The two brothers in today’s gospel may resemble each other more than either of them would care to admit. Rigid, overly moralistic, self-righteous people are vulnerable to abandoning themselves to a self-indulgent, hedonistic lifestyle. Conversely, hedonistic individuals are often blind to the self-righteousness that they project upon others.

 

~ A Meditation by Marc Foley, O.C.D.

 

 

 

Fear: Our Worst Enemy

 

woman reflection
Art source unknown

 

Hosea 14: 2-10


The prophet Hosea calls the Israelites to return to God and forsake the idols of their own making.


 

“We shall say no more, ‘Our God,’ to the work of our hands.” People don’t worship work. Rather, they offer their life’s blood for what work affords, be it power, prestige, or possessions. The pagan cults that worship power, prestige or possessions are rooted in fear. Power provides a reassurance against helplessness; prestige offers protection against humiliation, and possessions assuage the fear of destitution. But each god betrays its worshipers. For the more we dedicate our lives to protecting ourselves against insecurity, the more insecure we feel.

The story of the king who had a nightmare reveals a deep truth about insecurity. He called in his wizard to interpret his dream. The wizard told the king that the dream predicted he would be murdered on his next birthday and all of his possessions stolen. Out of fear, the king stockpiled his riches in his throne room and ordered guards to surround it. The closer his birthday drew, the more afraid he became. He moved his riches to a smaller room with fewer entranceways and placed his most trusted guards around it. On the eve of his birthday, he ordered that all of his riches be piled in a vault. The king sat inside the vault and ordered its only entrance sealed up with bricks, to be torn down a minute after midnight, the day after his birthday. When they tore the wall down, his men found the king dead. He had suffocated. His dream came true. He was murdered, and his possessions were taken from him. The culprit was his own fear.
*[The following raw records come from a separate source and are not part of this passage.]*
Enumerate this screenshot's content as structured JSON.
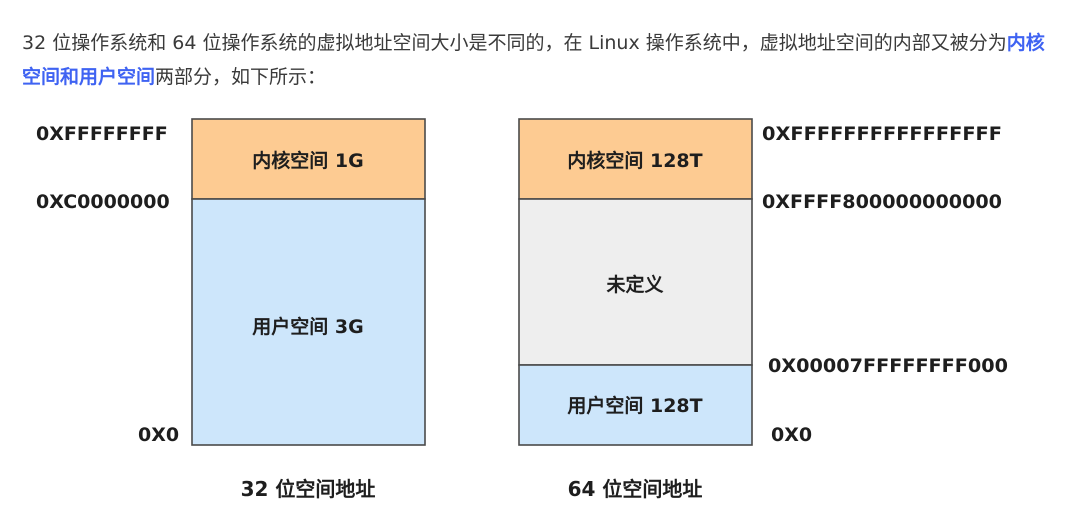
{
  "paragraph": {
    "before": "32 位操作系统和 64 位操作系统的虚拟地址空间大小是不同的，在 Linux 操作系统中，虚拟地址空间的内部又被分为",
    "highlight": "内核空间和用户空间",
    "after": "两部分，如下所示："
  },
  "diagram_32": {
    "caption": "32 位空间地址",
    "kernel_label": "内核空间 1G",
    "user_label": "用户空间 3G",
    "addr_top": "0XFFFFFFFF",
    "addr_split": "0XC0000000",
    "addr_bottom": "0X0"
  },
  "diagram_64": {
    "caption": "64 位空间地址",
    "kernel_label": "内核空间 128T",
    "undefined_label": "未定义",
    "user_label": "用户空间 128T",
    "addr_top": "0XFFFFFFFFFFFFFFFF",
    "addr_kernel_start": "0XFFFF800000000000",
    "addr_user_end": "0X00007FFFFFFFF000",
    "addr_bottom": "0X0"
  },
  "colors": {
    "kernel": "#fdcb92",
    "user": "#cde6fb",
    "undefined": "#eeeeee",
    "border": "#4a4a4a",
    "highlight": "#3f63f2"
  }
}
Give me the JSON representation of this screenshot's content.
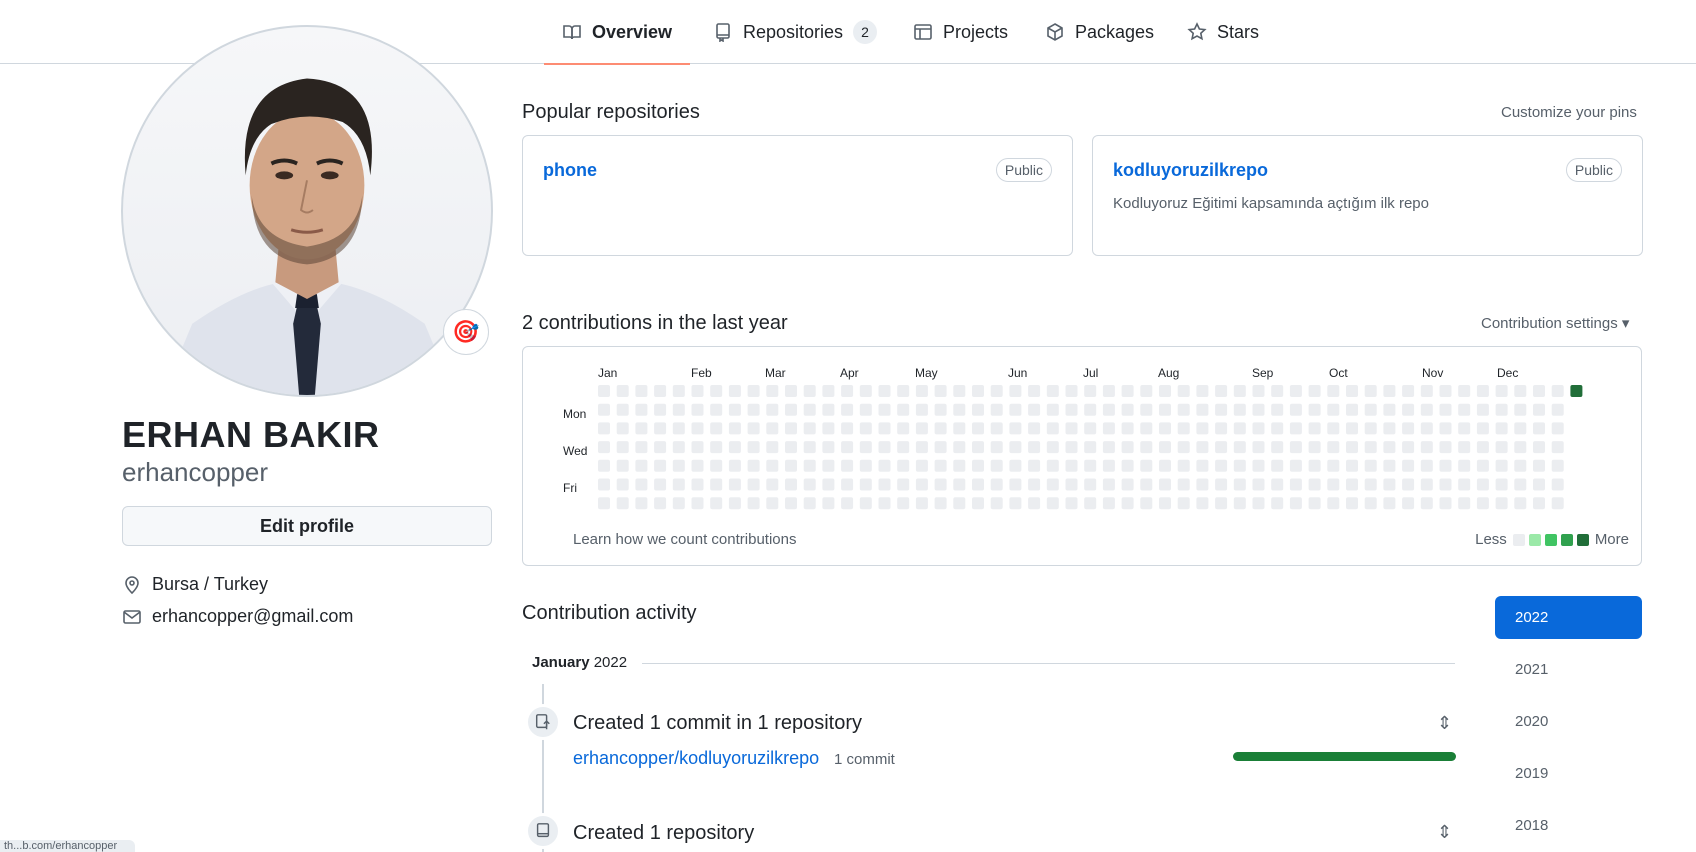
{
  "tabs": [
    {
      "label": "Overview",
      "active": true
    },
    {
      "label": "Repositories",
      "count": "2"
    },
    {
      "label": "Projects"
    },
    {
      "label": "Packages"
    },
    {
      "label": "Stars"
    }
  ],
  "profile": {
    "fullname": "ERHAN BAKIR",
    "username": "erhancopper",
    "status_emoji": "🎯",
    "edit_label": "Edit profile",
    "location": "Bursa / Turkey",
    "email": "erhancopper@gmail.com"
  },
  "popular": {
    "title": "Popular repositories",
    "customize": "Customize your pins",
    "repos": [
      {
        "name": "phone",
        "visibility": "Public",
        "description": ""
      },
      {
        "name": "kodluyoruzilkrepo",
        "visibility": "Public",
        "description": "Kodluyoruz Eğitimi kapsamında açtığım ilk repo"
      }
    ]
  },
  "contrib": {
    "title": "2 contributions in the last year",
    "settings": "Contribution settings",
    "months": [
      "Jan",
      "Feb",
      "Mar",
      "Apr",
      "May",
      "Jun",
      "Jul",
      "Aug",
      "Sep",
      "Oct",
      "Nov",
      "Dec"
    ],
    "days": [
      "Mon",
      "Wed",
      "Fri"
    ],
    "learn": "Learn how we count contributions",
    "less": "Less",
    "more": "More",
    "empty_color": "#ebedf0",
    "levels": [
      "#ebedf0",
      "#9be9a8",
      "#40c463",
      "#30a14e",
      "#216e39"
    ]
  },
  "activity": {
    "title": "Contribution activity",
    "month": "January",
    "year": "2022",
    "items": [
      {
        "title": "Created 1 commit in 1 repository",
        "repo": "erhancopper/kodluyoruzilkrepo",
        "count": "1 commit"
      },
      {
        "title": "Created 1 repository"
      }
    ]
  },
  "years": [
    "2022",
    "2021",
    "2020",
    "2019",
    "2018"
  ],
  "status_bar": "th...b.com/erhancopper"
}
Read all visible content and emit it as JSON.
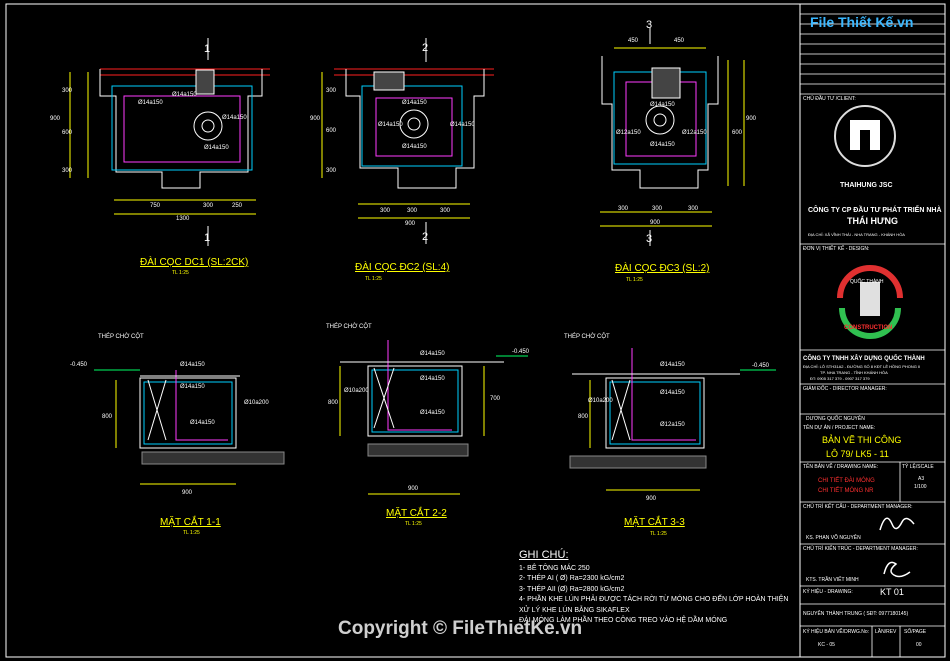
{
  "header": {
    "site_logo": "File Thiết Kế.vn"
  },
  "plans": [
    {
      "title": "ĐÀI CỌC DC1 (SL:2CK)",
      "scale": "TL 1:25",
      "section": "1",
      "dims": [
        "750",
        "300",
        "250",
        "1300",
        "300",
        "600",
        "900",
        "300"
      ],
      "rebar": [
        "Ø14a150",
        "Ø14a150",
        "Ø14a150",
        "Ø14a150"
      ]
    },
    {
      "title": "ĐÀI CỌC ĐC2 (SL:4)",
      "scale": "TL 1:25",
      "section": "2",
      "dims": [
        "300",
        "300",
        "300",
        "900",
        "300",
        "600",
        "900",
        "300"
      ],
      "rebar": [
        "Ø14a150",
        "Ø14a150",
        "Ø14a150",
        "Ø14a150"
      ]
    },
    {
      "title": "ĐÀI CỌC ĐC3 (SL:2)",
      "scale": "TL 1:25",
      "section": "3",
      "dims": [
        "450",
        "450",
        "300",
        "300",
        "300",
        "900",
        "600",
        "900"
      ],
      "rebar": [
        "Ø14a150",
        "Ø12a150",
        "Ø12a150",
        "Ø14a150"
      ]
    }
  ],
  "sections": [
    {
      "title": "MẶT CẮT 1-1",
      "scale": "TL 1:25",
      "steel_label": "THÉP CHỜ CỘT",
      "level": "-0.450",
      "dims": [
        "800",
        "900"
      ],
      "rebar": [
        "Ø14a150",
        "Ø14a150",
        "Ø14a150",
        "Ø10a200"
      ]
    },
    {
      "title": "MẶT CẮT 2-2",
      "scale": "TL 1:25",
      "steel_label": "THÉP CHỜ CỘT",
      "level": "-0.450",
      "dims": [
        "800",
        "700",
        "900"
      ],
      "rebar": [
        "Ø14a150",
        "Ø14a150",
        "Ø10a200",
        "Ø14a150"
      ]
    },
    {
      "title": "MẶT CẮT 3-3",
      "scale": "TL 1:25",
      "steel_label": "THÉP CHỜ CỘT",
      "level": "-0.450",
      "dims": [
        "800",
        "900"
      ],
      "rebar": [
        "Ø14a150",
        "Ø14a150",
        "Ø12a150",
        "Ø10a200"
      ]
    }
  ],
  "notes": {
    "heading": "GHI CHÚ:",
    "lines": [
      "1- BÊ TÔNG MÁC 250",
      "2- THÉP  AI ( Ø) Ra=2300 kG/cm2",
      "3- THÉP AII (Ø) Ra=2800 kG/cm2",
      "4- PHẦN KHE LÚN PHẢI ĐƯỢC TÁCH RỜI TỪ MÓNG CHO ĐẾN LỚP HOÀN THIỆN",
      "XỬ LÝ KHE LÚN BẰNG SIKAFLEX",
      "ĐÀI MÓNG LÀM PHẦN THEO CÔNG TREO VÀO HỆ DẦM MÓNG"
    ]
  },
  "copyright": "Copyright © FileThietKe.vn",
  "title_block": {
    "client_label": "CHỦ ĐẦU TƯ /CLIENT:",
    "logo1_text": "THAIHUNG JSC",
    "company1_line1": "CÔNG TY CP ĐẦU TƯ PHÁT TRIỂN NHÀ",
    "company1_line2": "THÁI HƯNG",
    "company1_addr": "ĐỊA CHỈ: XÃ VĨNH THÁI - NHA TRANG - KHÁNH HÒA",
    "design_label": "ĐƠN VỊ THIẾT KẾ - DESIGN:",
    "logo2_top": "QUỐC THÀNH",
    "logo2_bottom": "CONSTRUCTION",
    "company2": "CÔNG TY TNHH XÂY DỰNG QUỐC THÀNH",
    "company2_addr1": "ĐỊA CHỈ: LÔ STH31A2 - ĐƯỜNG SỐ 8 KĐT LÊ HỒNG PHONG II",
    "company2_addr2": "TP. NHA TRANG - TỈNH KHÁNH HÒA",
    "company2_tel": "ĐT: 0905 317 379 - 0907 317 379",
    "director_label": "GIÁM ĐỐC - DIRECTOR MANAGER:",
    "director_name": "DƯƠNG QUỐC NGUYÊN",
    "project_label": "TÊN DỰ ÁN / PROJECT NAME:",
    "project_name1": "BẢN VẼ THI CÔNG",
    "project_name2": "LÔ 79/ LK5 - 11",
    "drawing_label": "TÊN BẢN VẼ / DRAWING NAME:",
    "scale_label": "TỶ LỆ/SCALE",
    "drawing_name1": "CHI TIẾT ĐÀI MÓNG",
    "drawing_name2": "CHI TIẾT MÓNG NR",
    "paper": "A3",
    "scale": "1/100",
    "struct_label": "CHỦ TRÌ KẾT CẤU - DEPARTMENT MANAGER:",
    "struct_name": "KS. PHAN VÕ NGUYÊN",
    "arch_label": "CHỦ TRÌ KIẾN TRÚC - DEPARTMENT MANAGER:",
    "arch_name": "KTS. TRẦN VIẾT MINH",
    "drawing_no_label": "KÝ HIỆU - DRAWING:",
    "drawing_no": "KT 01",
    "designer": "NGUYỄN THÀNH TRUNG ( SĐT: 0977180145)",
    "code_label": "KÝ HIỆU BẢN VẼ/DRWG.No:",
    "rev_label": "LẦN/REV",
    "sheet_label": "SỐ/PAGE",
    "code": "KC - 05",
    "sheet": "00"
  },
  "colors": {
    "background": "#000000",
    "outline": "#ffffff",
    "pile": "#00d0ff",
    "rebar": "#ff3cff",
    "dimension": "#ffff00",
    "grid_red": "#ff2020",
    "title": "#ffff00"
  }
}
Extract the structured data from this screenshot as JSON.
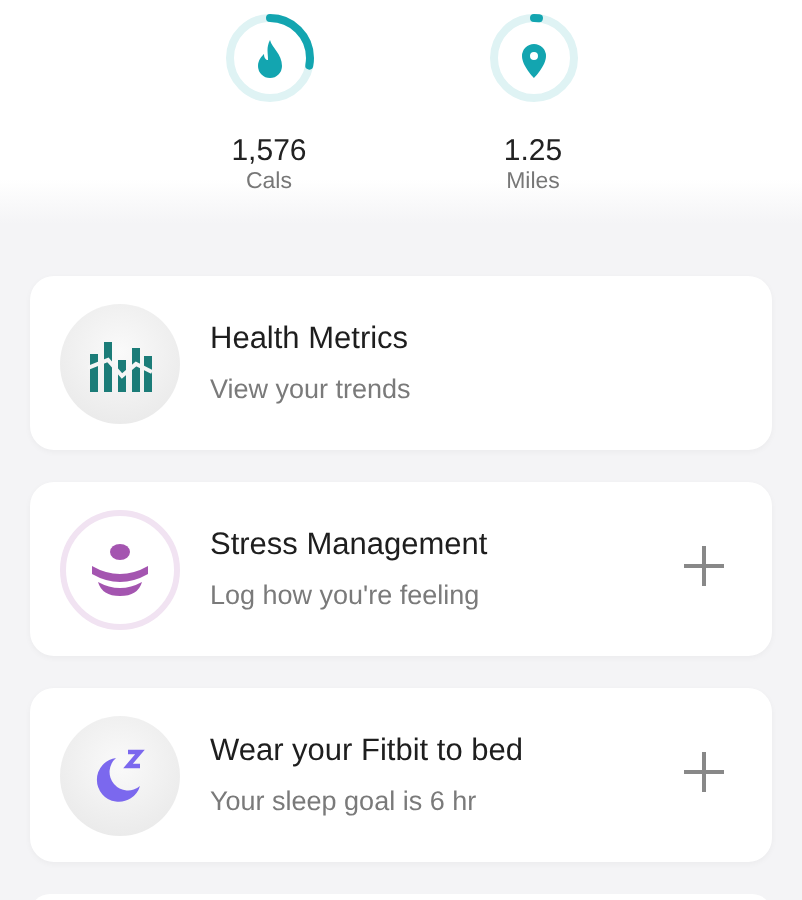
{
  "stats": [
    {
      "kind": "calories",
      "value": "1,576",
      "unit": "Cals",
      "level": 0.28
    },
    {
      "kind": "distance",
      "value": "1.25",
      "unit": "Miles",
      "level": 0.02
    }
  ],
  "cards": [
    {
      "kind": "metrics",
      "title": "Health Metrics",
      "subtitle": "View your trends",
      "add_button": false
    },
    {
      "kind": "stress",
      "title": "Stress Management",
      "subtitle": "Log how you're feeling",
      "add_button": true
    },
    {
      "kind": "sleep",
      "title": "Wear your Fitbit to bed",
      "subtitle": "Your sleep goal is 6 hr",
      "add_button": true
    }
  ]
}
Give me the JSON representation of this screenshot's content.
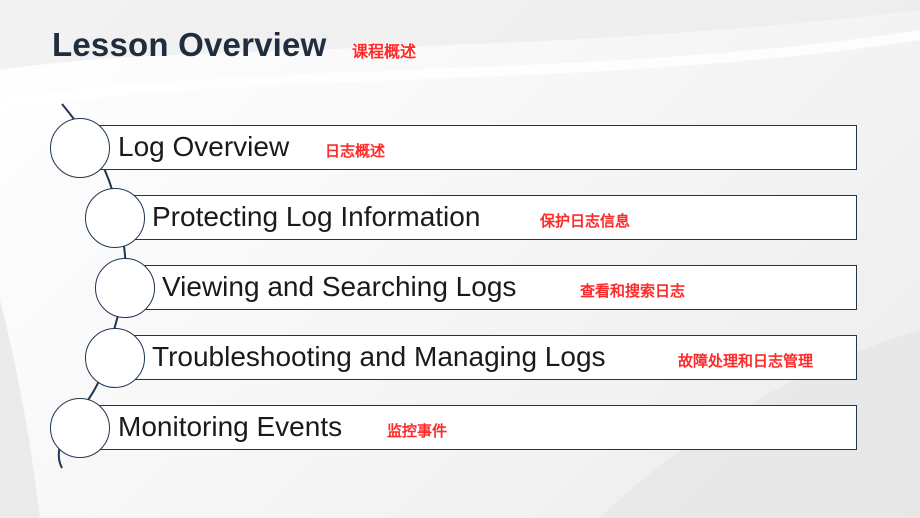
{
  "title": "Lesson Overview",
  "title_cn": "课程概述",
  "items": [
    {
      "label": "Log Overview",
      "cn": "日志概述"
    },
    {
      "label": "Protecting Log Information",
      "cn": "保护日志信息"
    },
    {
      "label": "Viewing and Searching Logs",
      "cn": "查看和搜索日志"
    },
    {
      "label": "Troubleshooting and Managing Logs",
      "cn": "故障处理和日志管理"
    },
    {
      "label": "Monitoring Events",
      "cn": "监控事件"
    }
  ],
  "colors": {
    "title": "#1f2d3d",
    "outline": "#1f3553",
    "cn_tag": "#ff2b2b"
  }
}
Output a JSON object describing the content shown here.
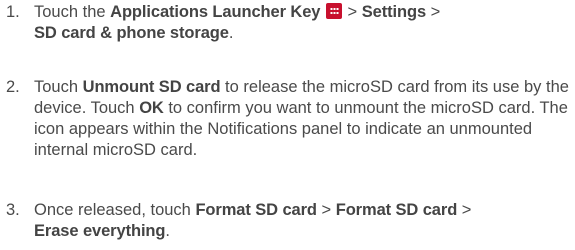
{
  "steps": [
    {
      "number": "1.",
      "parts": {
        "t1": "Touch the ",
        "b1": "Applications Launcher Key",
        "t2": " > ",
        "b2": "Settings",
        "t3": " > ",
        "b3": "SD card & phone storage",
        "t4": "."
      },
      "icon": "applications-launcher-key-icon"
    },
    {
      "number": "2.",
      "parts": {
        "t1": "Touch ",
        "b1": "Unmount SD card",
        "t2": " to release the microSD card from its use by the device. Touch ",
        "b2": "OK",
        "t3": " to confirm you want to unmount the microSD card. The icon appears within the Notifications panel to indicate an unmounted internal microSD card."
      }
    },
    {
      "number": "3.",
      "parts": {
        "t1": "Once released, touch ",
        "b1": "Format SD card",
        "t2": " > ",
        "b2": "Format SD card",
        "t3": " > ",
        "b3": "Erase everything",
        "t4": "."
      }
    }
  ],
  "colors": {
    "text": "#4a4a4a",
    "icon_red": "#c8102e"
  }
}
Our deep insecurities are insatiable. We will never feel completely secure. The more we placate our fears the stronger they become. We cannot defeat them, nor should we try. The king did not have the power to stop feeling afraid; his dream was too frightening. But he did have the ability to not give into his fear. The same is true with us.

 

~ A Meditation by Marc Foley, O.C.D.

 

 

“I sought the Lord, and he answered me; he delivered me from all my fears.”